On the influence of earthquakes and soil characteristics on seismic response and performance of isolated bridges

Abstract

Seismic isolation technology is an effective means of reducing seismic risk and enhancing the structural seismic performance. However, some parameters, such as earthquake inputs and soil characteristics, affect and mitigate the efficiency of this technology. The main purpose of this study is to investigate the simultaneous effects of different records and flexible soils on isolated bridges. To this end, an isolated bridge is assumed to be at different distances from the ruptured fault (Rrup) in order to represent near-fault (NF) and far-field (FF) situations. These records are extracted on different soils, which are categorized based on their shear velocity, to represent different soil behaviours and characteristics. Nonlinear time history analysis (NTHA) is carried out on a typical isolated bridge model using the SAP2000 software. Responses in terms of deck acceleration, base shear, displacement of the isolation system, and the performance of the isolation units are studied. Results demonstrate that for NF zones, the soil effects must absolutely be taken into account.

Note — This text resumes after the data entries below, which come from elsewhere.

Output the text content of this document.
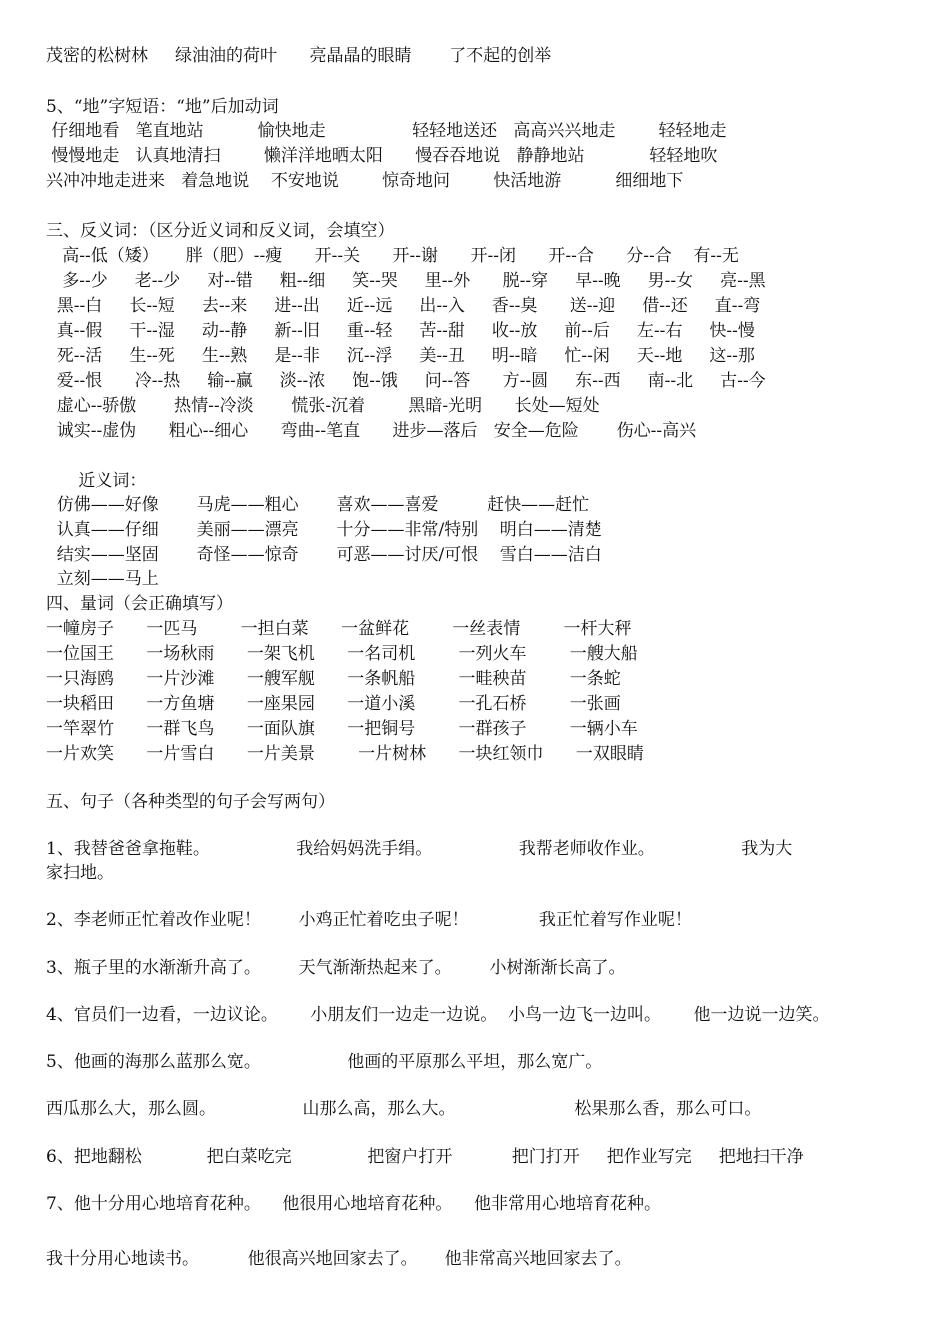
茂密的松树林     绿油油的荷叶      亮晶晶的眼睛       了不起的创举
5、“地”字短语：“地”后加动词
仔细地看   笔直地站          愉快地走                轻轻地送还   高高兴兴地走        轻轻地走
慢慢地走   认真地清扫        懒洋洋地晒太阳      慢吞吞地说   静静地站            轻轻地吹
兴冲冲地走进来   着急地说    不安地说        惊奇地问        快活地游          细细地下
三、反义词：（区分近义词和反义词，会填空）
高--低（矮）     胖（肥）--瘦      开--关      开--谢      开--闭      开--合      分--合    有--无
多--少     老--少     对--错     粗--细     笑--哭     里--外      脱--穿     早--晚     男--女     亮--黑
黑--白     长--短     去--来     进--出     近--远     出--入     香--臭      送--迎     借--还     直--弯
真--假     干--湿     动--静     新--旧     重--轻     苦--甜     收--放     前--后     左--右     快--慢
死--活     生--死     生--熟     是--非     沉--浮     美--丑     明--暗     忙--闲     天--地     这--那
爱--恨      冷--热     输--赢     淡--浓     饱--饿     问--答      方--圆     东--西     南--北     古--今
虚心--骄傲       热情--冷淡       慌张-沉着        黑暗-光明      长处—短处
诚实--虚伪      粗心--细心      弯曲--笔直      进步—落后   安全—危险       伤心--高兴
近义词：
仿佛——好像       马虎——粗心       喜欢——喜爱         赶快——赶忙
认真——仔细       美丽——漂亮       十分——非常/特别    明白——清楚
结实——坚固       奇怪——惊奇       可恶——讨厌/可恨    雪白——洁白
立刻——马上
四、量词（会正确填写）
一幢房子      一匹马        一担白菜      一盆鲜花        一丝表情        一杆大秤
一位国王      一场秋雨      一架飞机      一名司机        一列火车        一艘大船
一只海鸥      一片沙滩      一艘军舰      一条帆船        一畦秧苗        一条蛇
一块稻田      一方鱼塘      一座果园      一道小溪        一孔石桥        一张画
一竿翠竹      一群飞鸟      一面队旗      一把铜号        一群孩子        一辆小车
一片欢笑      一片雪白      一片美景        一片树林      一块红领巾      一双眼睛
五、句子（各种类型的句子会写两句）
1、我替爸爸拿拖鞋。                我给妈妈洗手绢。                我帮老师收作业。                我为大
家扫地。
2、李老师正忙着改作业呢！       小鸡正忙着吃虫子呢！             我正忙着写作业呢！
3、瓶子里的水渐渐升高了。       天气渐渐热起来了。       小树渐渐长高了。
4、官员们一边看，一边议论。      小朋友们一边走一边说。  小鸟一边飞一边叫。      他一边说一边笑。
5、他画的海那么蓝那么宽。                他画的平原那么平坦，那么宽广。
西瓜那么大，那么圆。                山那么高，那么大。                      松果那么香，那么可口。
6、把地翻松            把白菜吃完              把窗户打开           把门打开     把作业写完     把地扫干净
7、他十分用心地培育花种。    他很用心地培育花种。    他非常用心地培育花种。
我十分用心地读书。         他很高兴地回家去了。     他非常高兴地回家去了。
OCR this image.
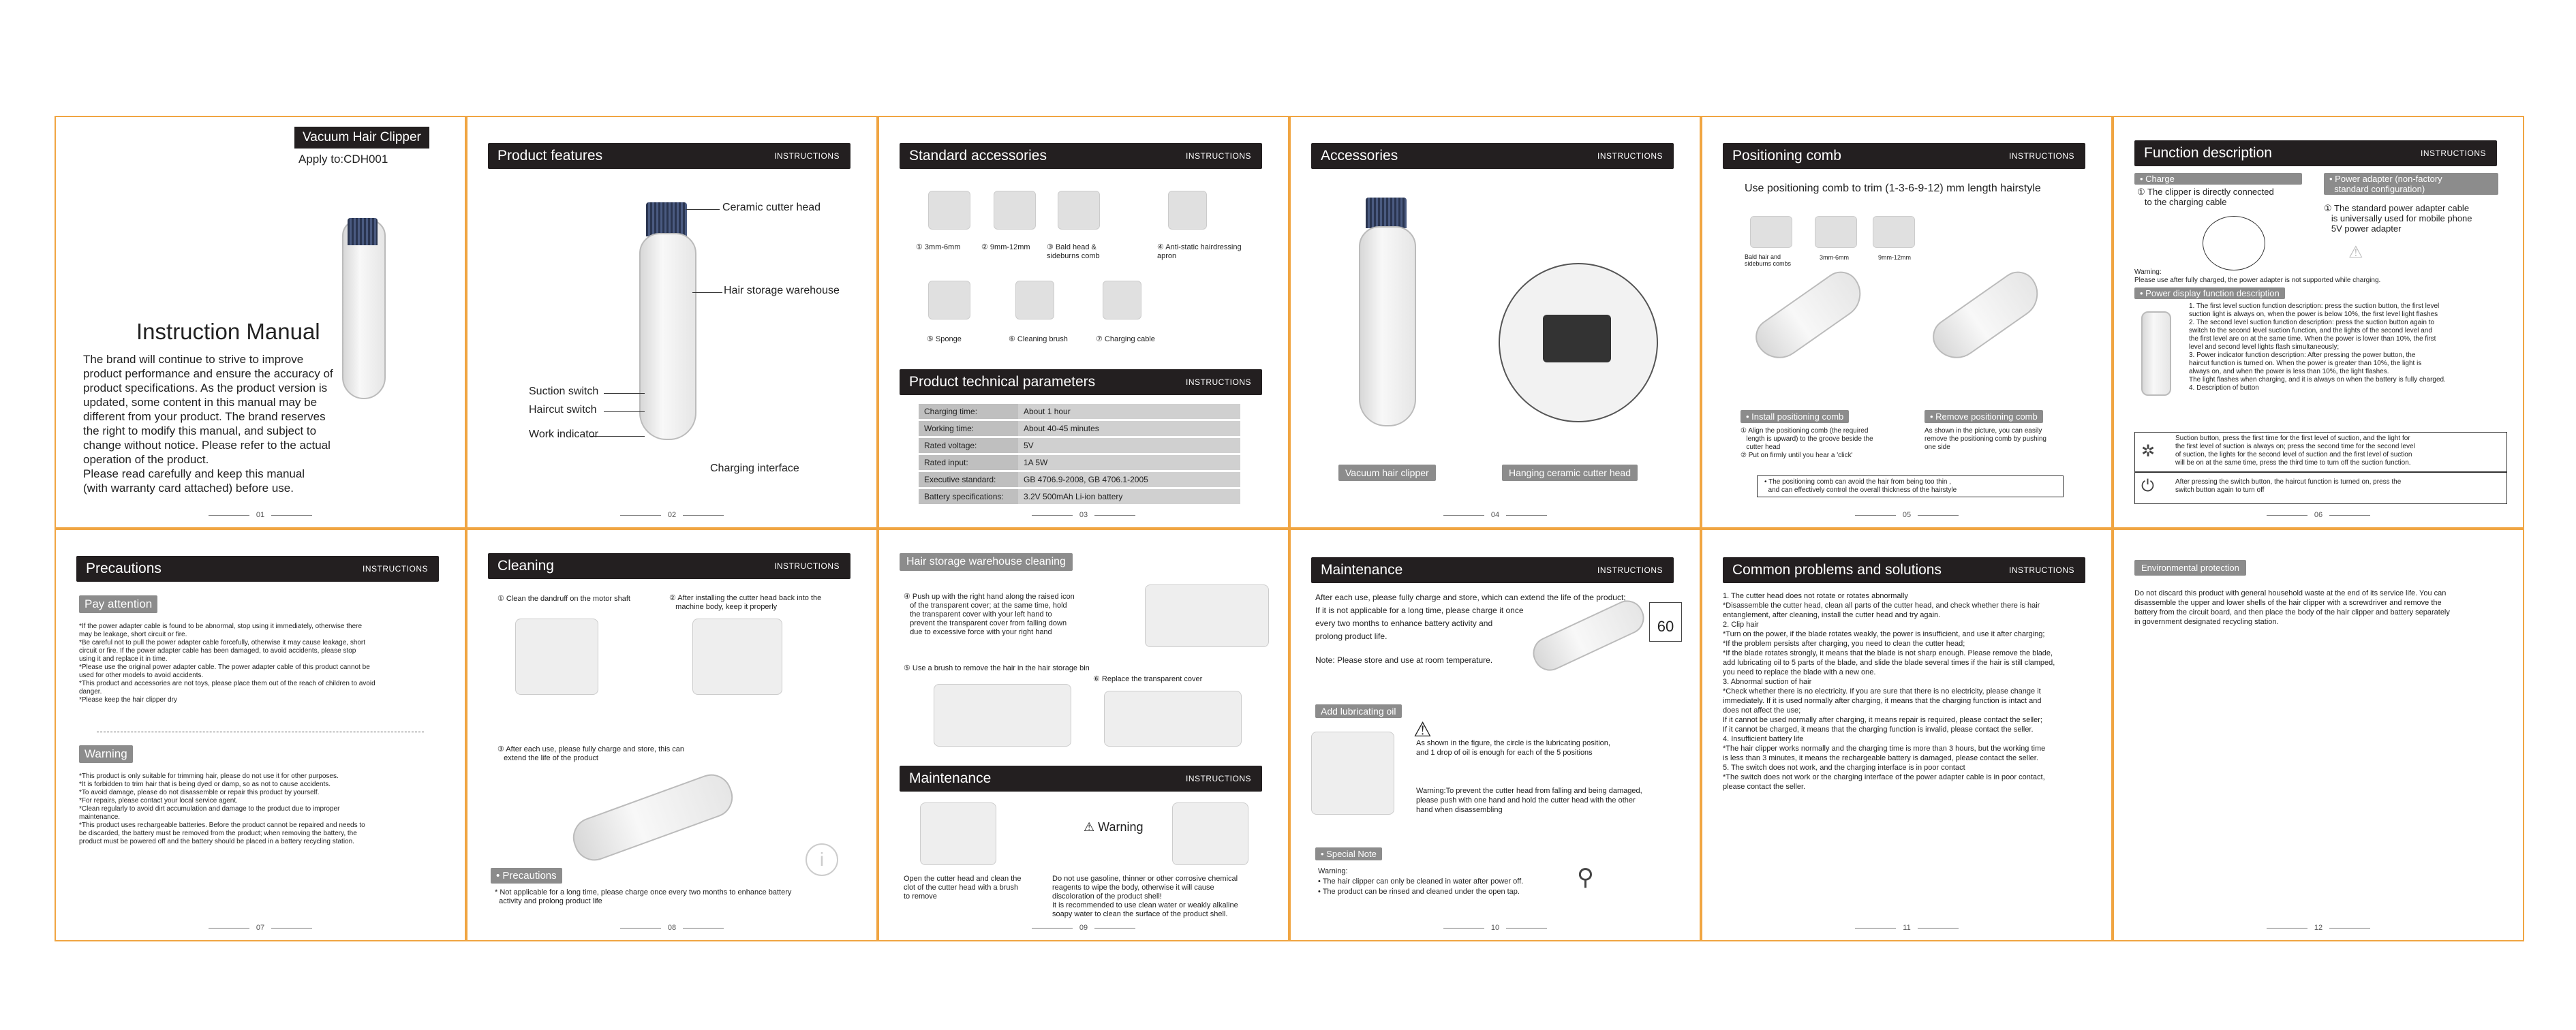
Vacuum Hair Clipper
Apply to:CDH001
Instruction Manual
The brand will continue to strive to improve
product performance and ensure the accuracy of
product specifications. As the product version is
updated, some content in this manual may be
different from your product. The brand reserves
the right to modify this manual, and subject to
change without notice. Please refer to the actual
operation of the product.
Please read carefully and keep this manual
(with warranty card attached) before use.
01
Product features	INSTRUCTIONS
Ceramic cutter head
Hair storage warehouse
Suction switch
Haircut switch
Work indicator
Charging interface
02
Standard accessories	INSTRUCTIONS
① 3mm-6mm	② 9mm-12mm ③ Bald head & sideburns comb
④ Anti-static hairdressing apron
⑤ Sponge	⑥ Cleaning brush	⑦ Charging cable
Product technical parameters	INSTRUCTIONS
Charging time:	About 1 hour
Working time:	About 40-45 minutes
Rated voltage:	5V
Rated input:	1A 5W
Executive standard:	GB 4706.9-2008, GB 4706.1-2005
Battery specifications:	3.2V 500mAh Li-ion battery
03
Accessories	INSTRUCTIONS
Vacuum hair clipper	Hanging ceramic cutter head
04
Positioning comb	INSTRUCTIONS
Use positioning comb to trim (1-3-6-9-12) mm length hairstyle
Bald hair and sideburns combs
3mm-6mm	9mm-12mm
• Install positioning comb	• Remove positioning comb
① Align the positioning comb (the required
length is upward) to the groove beside the
cutter head
② Put on firmly until you hear a 'click'
As shown in the picture, you can easily
remove the positioning comb by pushing
one side
• The positioning comb can avoid the hair from being too thin ,
and can effectively control the overall thickness of the hairstyle
05
Function description	INSTRUCTIONS
• Charge
① The clipper is directly connected
to the charging cable
• Power adapter (non-factory
standard configuration)
① The standard power adapter cable
is universally used for mobile phone
5V power adapter
⚠
Warning:
Please use after fully charged, the power adapter is not supported while charging.
• Power display function description
1. The first level suction function description: press the suction button, the first level
suction light is always on, when the power is below 10%, the first level light flashes
2. The second level suction function description: press the suction button again to
switch to the second level suction function, and the lights of the second level and
the first level are on at the same time. When the power is lower than 10%, the first
level and second level lights flash simultaneously;
3. Power indicator function description: After pressing the power button, the
haircut function is turned on. When the power is greater than 10%, the light is
always on, and when the power is less than 10%, the light flashes.
The light flashes when charging, and it is always on when the battery is fully charged.
4. Description of button
✲
Suction button, press the first time for the first level of suction, and the light for
the first level of suction is always on; press the second time for the second level
of suction, the lights for the second level of suction and the first level of suction
will be on at the same time, press the third time to turn off the suction function.
⏻	After pressing the switch button, the haircut function is turned on, press the
switch button again to turn off
06
Precautions	INSTRUCTIONS
Pay attention
*If the power adapter cable is found to be abnormal, stop using it immediately, otherwise there
may be leakage, short circuit or fire.
*Be careful not to pull the power adapter cable forcefully, otherwise it may cause leakage, short
circuit or fire. If the power adapter cable has been damaged, to avoid accidents, please stop
using it and replace it in time.
*Please use the original power adapter cable. The power adapter cable of this product cannot be
used for other models to avoid accidents.
*This product and accessories are not toys, please place them out of the reach of children to avoid
danger.
*Please keep the hair clipper dry
Warning
*This product is only suitable for trimming hair, please do not use it for other purposes.
*It is forbidden to trim hair that is being dyed or damp, so as not to cause accidents.
*To avoid damage, please do not disassemble or repair this product by yourself.
*For repairs, please contact your local service agent.
*Clean regularly to avoid dirt accumulation and damage to the product due to improper
maintenance.
*This product uses rechargeable batteries. Before the product cannot be repaired and needs to
be discarded, the battery must be removed from the product; when removing the battery, the
product must be powered off and the battery should be placed in a battery recycling station.
07
Cleaning	INSTRUCTIONS
① Clean the dandruff on the motor shaft	② After installing the cutter head back into the
machine body, keep it properly
③ After each use, please fully charge and store, this can
extend the life of the product
i
• Precautions
* Not applicable for a long time, please charge once every two months to enhance battery
activity and prolong product life
08
Hair storage warehouse cleaning
④ Push up with the right hand along the raised icon
of the transparent cover; at the same time, hold
the transparent cover with your left hand to
prevent the transparent cover from falling down
due to excessive force with your right hand
⑤ Use a brush to remove the hair in the hair storage bin
⑥ Replace the transparent cover
Maintenance	INSTRUCTIONS
⚠ Warning
Open the cutter head and clean the
clot of the cutter head with a brush
to remove
Do not use gasoline, thinner or other corrosive chemical
reagents to wipe the body, otherwise it will cause
discoloration of the product shell!
It is recommended to use clean water or weakly alkaline
soapy water to clean the surface of the product shell.
09
Maintenance	INSTRUCTIONS
After each use, please fully charge and store, which can extend the life of the product;
If it is not applicable for a long time, please charge it once
every two months to enhance battery activity and
prolong product life.
Note: Please store and use at room temperature.
60
Add lubricating oil
⚠
As shown in the figure, the circle is the lubricating position,
and 1 drop of oil is enough for each of the 5 positions
Warning:To prevent the cutter head from falling and being damaged,
please push with one hand and hold the cutter head with the other
hand when disassembling
• Special Note
Warning:
• The hair clipper can only be cleaned in water after power off.
• The product can be rinsed and cleaned under the open tap.
⚲
10
Common problems and solutions	INSTRUCTIONS
1. The cutter head does not rotate or rotates abnormally
*Disassemble the cutter head, clean all parts of the cutter head, and check whether there is hair
entanglement, after cleaning, install the cutter head and try again.
2. Clip hair
*Turn on the power, if the blade rotates weakly, the power is insufficient, and use it after charging;
*If the problem persists after charging, you need to clean the cutter head;
*If the blade rotates strongly, it means that the blade is not sharp enough. Please remove the blade,
add lubricating oil to 5 parts of the blade, and slide the blade several times if the hair is still clamped,
you need to replace the blade with a new one.
3. Abnormal suction of hair
*Check whether there is no electricity. If you are sure that there is no electricity, please change it
immediately. If it is used normally after charging, it means that the charging function is intact and
does not affect the use;
If it cannot be used normally after charging, it means repair is required, please contact the seller;
If it cannot be charged, it means that the charging function is invalid, please contact the seller.
4. Insufficient battery life
*The hair clipper works normally and the charging time is more than 3 hours, but the working time
is less than 3 minutes, it means the rechargeable battery is damaged, please contact the seller.
5. The switch does not work, and the charging interface is in poor contact
*The switch does not work or the charging interface of the power adapter cable is in poor contact,
please contact the seller.
11
Environmental protection
Do not discard this product with general household waste at the end of its service life. You can
disassemble the upper and lower shells of the hair clipper with a screwdriver and remove the
battery from the circuit board, and then place the body of the hair clipper and battery separately
in government designated recycling station.
12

In soft soils, all seismic responses are amplified, leading to higher forces and displacement demands. In such zones, failing to consider this fact during the design process results in largely underestimated seismic displacement and force demands for the isolated bridge system, seriously harming its seismic performance. Likewise, the amplification of responses in soft soils is observed for FF records and it should be considered for these prone areas. However, despite their importance, these records are not as destructive as NF records for isolated bridges on soft soils.